Sutter shifted uncomfortably. He is overweight, jowly, Elizabeth thought, detached at once from her statement about John Alexander. But she could see vestiges of a handsome face.
"There isn't any need to think about that until you are well."
"It is quite all right to speak of it now. I have accepted it." She could hear herself speaking, feel herself lying there, watching Sutter's face, but it seemed as though she were also somehow outside herself, watching and listening to both Elizabeth Purdy Todd and Sutter at the same time, through some sort of transparent enclosure that cut off contact with normal emotions.

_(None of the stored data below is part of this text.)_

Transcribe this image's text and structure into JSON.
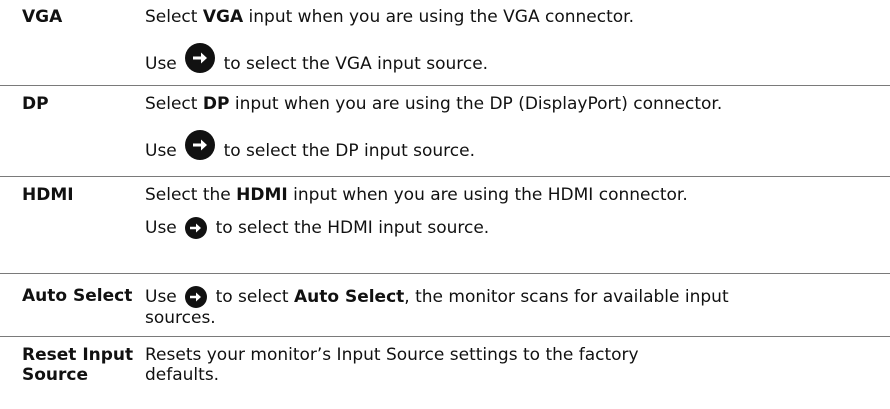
{
  "rows": [
    {
      "term": "VGA",
      "p1": {
        "a": "Select ",
        "b": "VGA",
        "c": " input when you are using the VGA connector."
      },
      "p2": {
        "a": "Use ",
        "c": " to select the VGA input source."
      }
    },
    {
      "term": "DP",
      "p1": {
        "a": "Select ",
        "b": "DP",
        "c": " input when you are using the DP (DisplayPort) connector."
      },
      "p2": {
        "a": "Use ",
        "c": " to select the DP input source."
      }
    },
    {
      "term": "HDMI",
      "p1": {
        "a": "Select the ",
        "b": "HDMI",
        "c": " input when you are using the HDMI connector."
      },
      "p2": {
        "a": "Use ",
        "c": " to select the HDMI input source."
      }
    },
    {
      "term": "Auto Select",
      "p1": {
        "a": "Use ",
        "b1": " to select ",
        "b": "Auto Select",
        "c": ", the monitor scans for available input sources."
      }
    },
    {
      "term": "Reset Input Source",
      "p1": {
        "a": "Resets your monitor’s Input Source settings to the factory defaults."
      }
    }
  ],
  "icons": {
    "arrow": "arrow-right-circle-icon"
  }
}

"Yes," Sutter whispered. "The child—"
"Where is it? The body? Has he been buried?"
"It is in safe hands."
"I want to know!"
"There are other things for us to discuss if you feel well enough."
She glared at him, tears brimming, biting her lip.
"All right," he said.
Elizabeth relaxed for a moment, suddenly conscious of her rudeness. "I'm sorry. You have been so kind..."
"No one could have done less for one who has endured so much."
"I do so wish to know about the baby."
"The Indians who found you have... preserved him and kept him for you."
"Kept him for me?"
"Until you are able and well enough to be present at his funeral. Their beliefs are strong. They were afraid their gods would be enraged if they went ahead without you. It seemed to me that no matter which decision was made, you would not be pleased. So Miwokan's notion that you should be present seemed the better of two difficult choices."